First Prize, $500: Roy Bentley
“Luis Sarria, Muhammed Ali’s Longtime Cut Man, Prepares the Boxer’s Face for a Workout in Deer Lake in 1978”
This poem, ekphrastic from a photo, exceeds the mere description typical of ekphrastic poems by seeing the photo from the inside out. The poet uses a capacious Whitmanesque line to focus tightly on an intimate relationship of healer and warrior. These men do not speak, but the cut-man’s fingers feel their way into the hard history of Ali and all black Americans. This tight shot then brings the two out on the road into a country fighting for and against civil rights. The poet has researched the physical things in the photo and through concrete specificity has used them precisely to meld history and human particularity. I was moved by the poem, and thought of Ali with warmth. I was in Vietnam the year Ali refused to serve, and saw the effect of this on the black marines I was deployed with. By a few images the poet has not only sharply depicted the two men, but opened up the world around them and its history.
Second Prize, $200: Richard Cummins, “Carpe Diem”
I like very much this father’s observation of his daughter as the family trio drives through a landscape. The father’s language of memory and time are counterpoint to the child’s joyful naming of things. The father knows the snow is coming; the daughter’s acquisition of language is immediate. The child’s grasping for language recapitulates the poet’s incessant choosing of the best words. The poet says, “Love tells me that we three close our eyes/and create the world each time we open them again, that there is nothing but now, nowhere but here.” This line is a demonstration of Coleridge’s argument that the poet creates the world as if for the first time.
Third Prize, $100: Terry Bodine, “Hitting the Bottle”
This poem is in one sense a struggle with alcohol but in another, just getting through life with its “slings and arrows of outrageous fortune.” The bruises are not only the broken blood vessels beneath the skin but life’s heartaches. Childhood is woven with the present. “We’re as likely to remember a story we’re told/as we are the story we lived.” Memory revises, innocence is bruised with experience. There is a need for a mother to wipe away tears but there is also a sense the speaker will survive and recover. “When I lie down in beds of guttered leaves/I’m still able to stand back up.”
Honorable Mentions (alphabetical order by poem title)

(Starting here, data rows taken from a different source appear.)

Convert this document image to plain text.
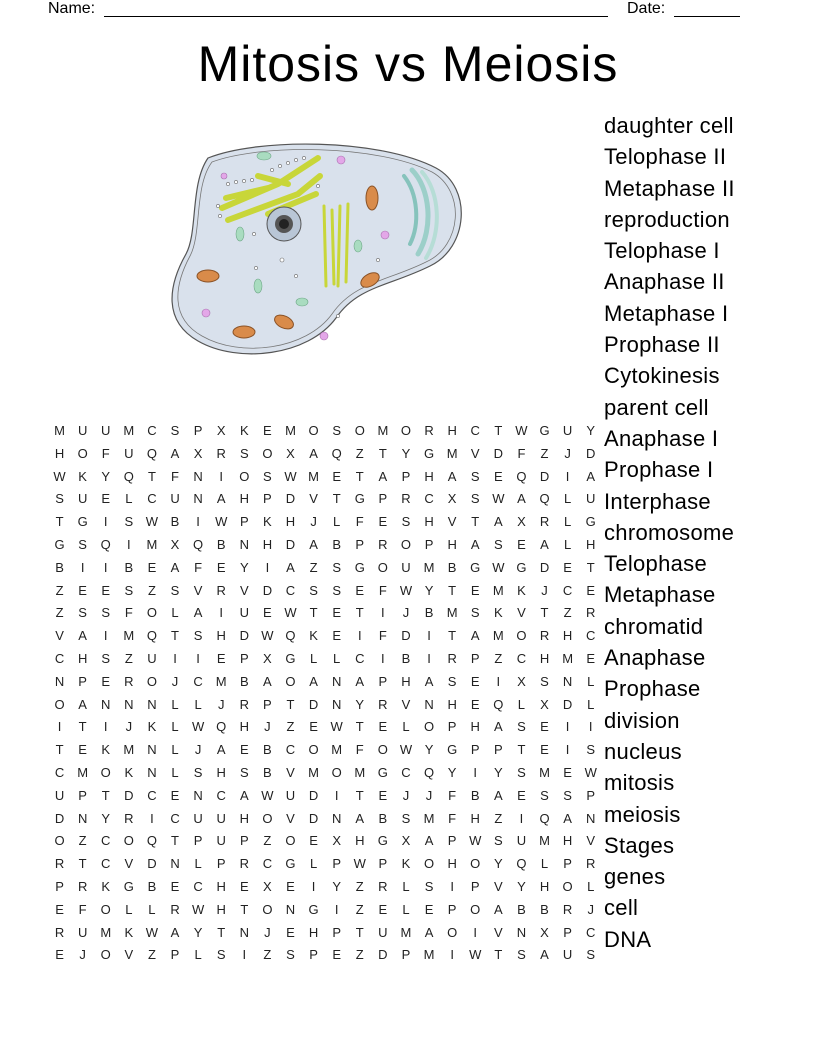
Name:	Date:
Mitosis vs Meiosis
M U	U M C	S	P	X	K	E	M O	S	O M O	R	H	C	T W G	U	Y
H	O	F	U	Q	A	X	R	S	O	X	A	Q	Z	T	Y	G M	V	D	F	Z	J	D
W K	Y	Q	T	F	N	I	O	S W M	E	T	A	P	H	A	S	E	Q	D	I	A
S	U	E	L	C	U	N	A	H	P	D	V	T	G	P	R	C	X	S W A	Q	L	U
T	G	I	S W B	I	W P	K	H	J	L	F	E	S	H	V	T	A	X	R	L	G
G	S	Q	I	M	X	Q	B	N	H	D	A	B	P	R	O	P	H	A	S	E	A	L	H
B	I	I	B	E	A	F	E	Y	I	A	Z	S	G O	U M	B	G W G	D	E	T
Z	E	E	S	Z	S	V	R	V	D	C	S	S	E	F W Y	T	E	M	K	J	C	E
Z	S	S	F	O	L	A	I	U	E W T	E	T	I	J	B	M	S	K	V	T	Z	R
V	A	I	M Q	T	S	H	D W Q	K	E	I	F	D	I	T	A	M O	R	H	C
C	H	S	Z	U	I	I	E	P	X	G	L	L	C	I	B	I	R	P	Z	C	H M	E
N	P	E	R	O	J	C M	B	A	O	A	N	A	P	H	A	S	E	I	X	S	N	L
O	A	N	N	N	L	L	J	R	P	T	D	N	Y	R	V	N	H	E	Q	L	X	D	L
I	T	I	J	K	L	W Q	H	J	Z	E W T	E	L	O	P	H	A	S	E	I	I
T	E	K	M N	L	J	A	E	B	C	O M	F	O W Y	G	P	P	T	E	I	S
C M O	K	N	L	S	H	S	B	V	M O M G	C	Q	Y	I	Y	S	M	E W
U	P	T	D	C	E	N	C	A W U	D	I	T	E	J	J	F	B	A	E	S	S	P
D	N	Y	R	I	C	U	U	H	O	V	D	N	A	B	S	M	F	H	Z	I	Q	A	N
O	Z	C	O Q	T	P	U	P	Z	O	E	X	H	G	X	A	P W S	U M H	V
R	T	C	V	D	N	L	P	R	C	G	L	P W P	K	O	H	O	Y	Q	L	P	R
P	R	K	G	B	E	C	H	E	X	E	I	Y	Z	R	L	S	I	P	V	Y	H	O	L
E	F	O	L	L	R W H	T	O	N	G	I	Z	E	L	E	P	O	A	B	B	R	J
R	U M	K W A	Y	T	N	J	E	H	P	T	U M	A	O	I	V	N	X	P	C
E	J	O	V	Z	P	L	S	I	Z	S	P	E	Z	D	P	M	I	W T	S	A	U	S
daughter cell
Telophase II
Metaphase II
reproduction
Telophase I
Anaphase II
Metaphase I
Prophase II
Cytokinesis
parent cell
Anaphase I
Prophase I
Interphase
chromosome
Telophase
Metaphase
chromatid
Anaphase
Prophase
division
nucleus
mitosis
meiosis
Stages
genes
cell
DNA
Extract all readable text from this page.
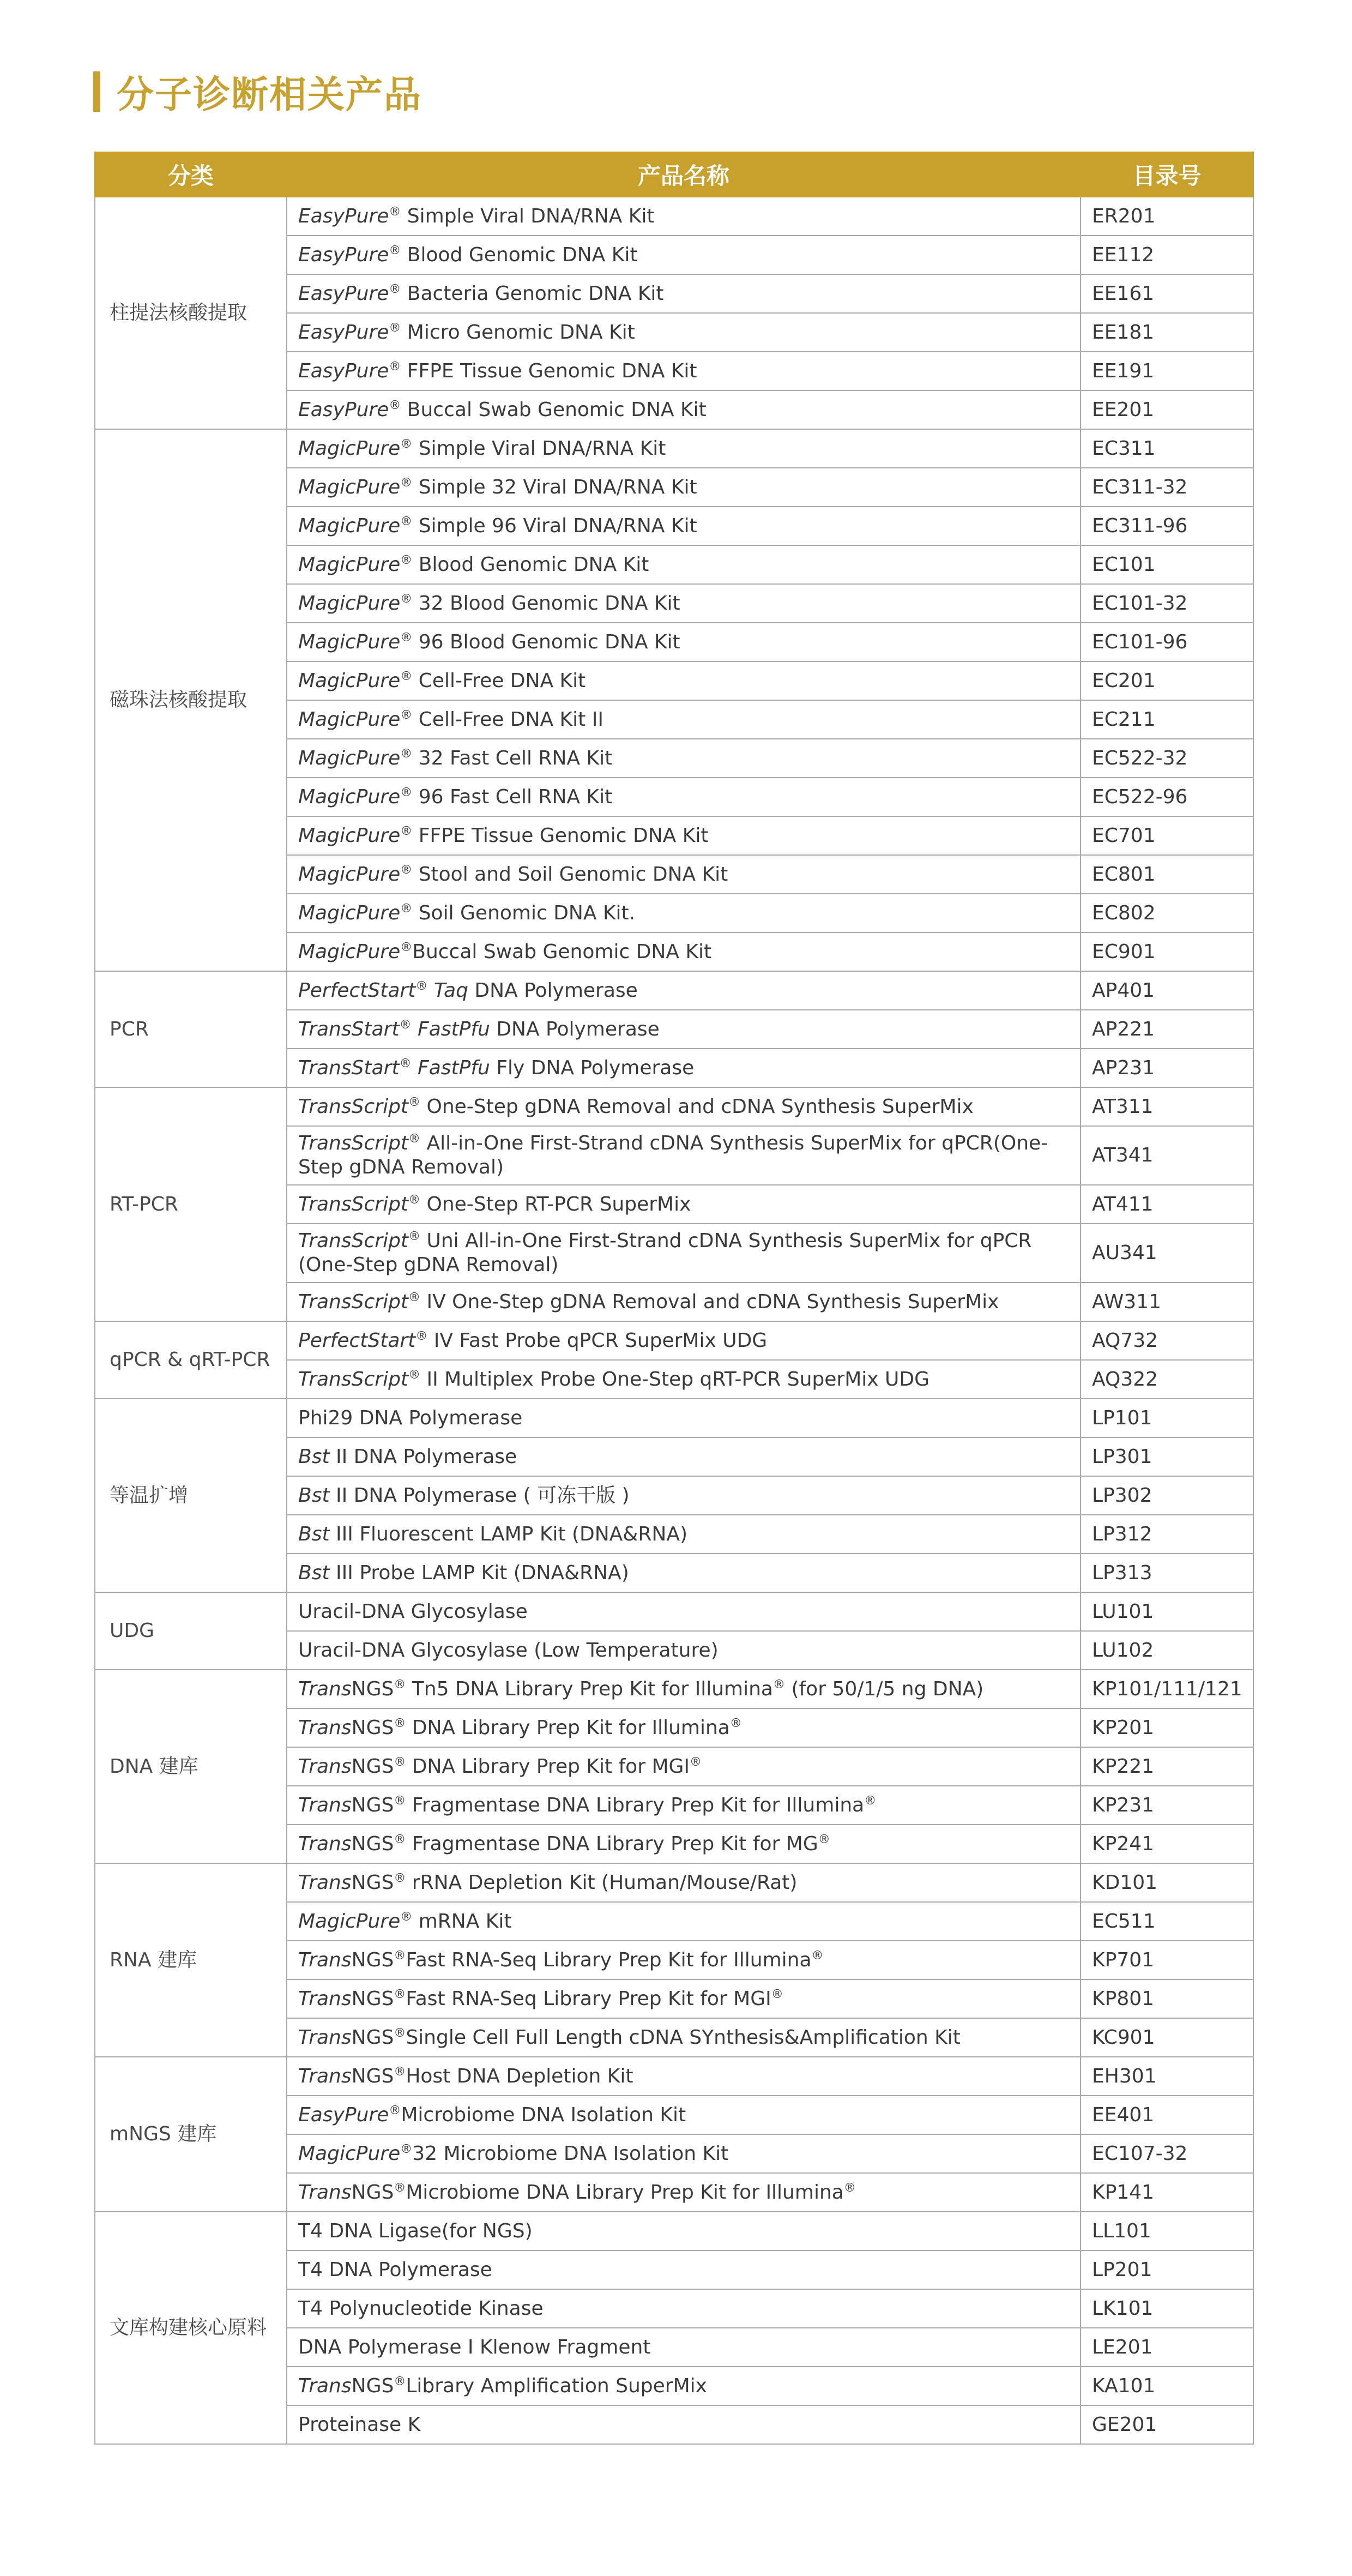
分子诊断相关产品
分类	产品名称	目录号
柱提法核酸提取	EasyPure® Simple Viral DNA/RNA Kit	ER201
	EasyPure® Blood Genomic DNA Kit	EE112
	EasyPure® Bacteria Genomic DNA Kit	EE161
	EasyPure® Micro Genomic DNA Kit	EE181
	EasyPure® FFPE Tissue Genomic DNA Kit	EE191
	EasyPure® Buccal Swab Genomic DNA Kit	EE201
磁珠法核酸提取	MagicPure® Simple Viral DNA/RNA Kit	EC311
	MagicPure® Simple 32 Viral DNA/RNA Kit	EC311-32
	MagicPure® Simple 96 Viral DNA/RNA Kit	EC311-96
	MagicPure® Blood Genomic DNA Kit	EC101
	MagicPure® 32 Blood Genomic DNA Kit	EC101-32
	MagicPure® 96 Blood Genomic DNA Kit	EC101-96
	MagicPure® Cell-Free DNA Kit	EC201
	MagicPure® Cell-Free DNA Kit II	EC211
	MagicPure® 32 Fast Cell RNA Kit	EC522-32
	MagicPure® 96 Fast Cell RNA Kit	EC522-96
	MagicPure® FFPE Tissue Genomic DNA Kit	EC701
	MagicPure® Stool and Soil Genomic DNA Kit	EC801
	MagicPure® Soil Genomic DNA Kit.	EC802
	MagicPure®Buccal Swab Genomic DNA Kit	EC901
PCR	PerfectStart® Taq DNA Polymerase	AP401
	TransStart® FastPfu DNA Polymerase	AP221
	TransStart® FastPfu Fly DNA Polymerase	AP231
RT-PCR	TransScript® One-Step gDNA Removal and cDNA Synthesis SuperMix	AT311
	TransScript® All-in-One First-Strand cDNA Synthesis SuperMix for qPCR(One-Step gDNA Removal)	AT341
	TransScript® One-Step RT-PCR SuperMix	AT411
	TransScript® Uni All-in-One First-Strand cDNA Synthesis SuperMix for qPCR (One-Step gDNA Removal)	AU341
	TransScript® IV One-Step gDNA Removal and cDNA Synthesis SuperMix	AW311
qPCR & qRT-PCR	PerfectStart® IV Fast Probe qPCR SuperMix UDG	AQ732
	TransScript® II Multiplex Probe One-Step qRT-PCR SuperMix UDG	AQ322
等温扩增	Phi29 DNA Polymerase	LP101
	Bst II DNA Polymerase	LP301
	Bst II DNA Polymerase ( 可冻干版 )	LP302
	Bst III Fluorescent LAMP Kit (DNA&RNA)	LP312
	Bst III Probe LAMP Kit (DNA&RNA)	LP313
UDG	Uracil-DNA Glycosylase	LU101
	Uracil-DNA Glycosylase (Low Temperature)	LU102
DNA 建库	TransNGS® Tn5 DNA Library Prep Kit for Illumina® (for 50/1/5 ng DNA)	KP101/111/121
	TransNGS® DNA Library Prep Kit for Illumina®	KP201
	TransNGS® DNA Library Prep Kit for MGI®	KP221
	TransNGS® Fragmentase DNA Library Prep Kit for Illumina®	KP231
	TransNGS® Fragmentase DNA Library Prep Kit for MG®	KP241
RNA 建库	TransNGS® rRNA Depletion Kit (Human/Mouse/Rat)	KD101
	MagicPure® mRNA Kit	EC511
	TransNGS®Fast RNA-Seq Library Prep Kit for Illumina®	KP701
	TransNGS®Fast RNA-Seq Library Prep Kit for MGI®	KP801
	TransNGS®Single Cell Full Length cDNA SYnthesis&Amplification Kit	KC901
mNGS 建库	TransNGS®Host DNA Depletion Kit	EH301
	EasyPure®Microbiome DNA Isolation Kit	EE401
	MagicPure®32 Microbiome DNA Isolation Kit	EC107-32
	TransNGS®Microbiome DNA Library Prep Kit for Illumina®	KP141
文库构建核心原料	T4 DNA Ligase(for NGS)	LL101
	T4 DNA Polymerase	LP201
	T4 Polynucleotide Kinase	LK101
	DNA Polymerase I Klenow Fragment	LE201
	TransNGS®Library Amplification SuperMix	KA101
	Proteinase K	GE201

“After Slaying the Dragons”—Jonathan Greenhause
“Annunciation on Rue Saint-Urbain”—James Crews
“Between A Mother and a Son”—Candice Kelsey
“Mythomania”—Howie Faerstein
“Over”—Tom Paine
“Post Impressionism”—Kathleen Holliday
“They Watched”—LQ McDonald III
“Thirteen Truths”—Michele Randall
“To the Brink”—Linda Haltmaier
“Transition Period”—Bill Glose
We’d like to thank the judge, Doug Anderson, and everyone who entered. We read many wonderful poems, and we’re hoping to find room for some of them in the Spring/Summer issue, so if your name is not on the list above, you may still be getting an acceptance from us after July 4th. And Happy July 4th!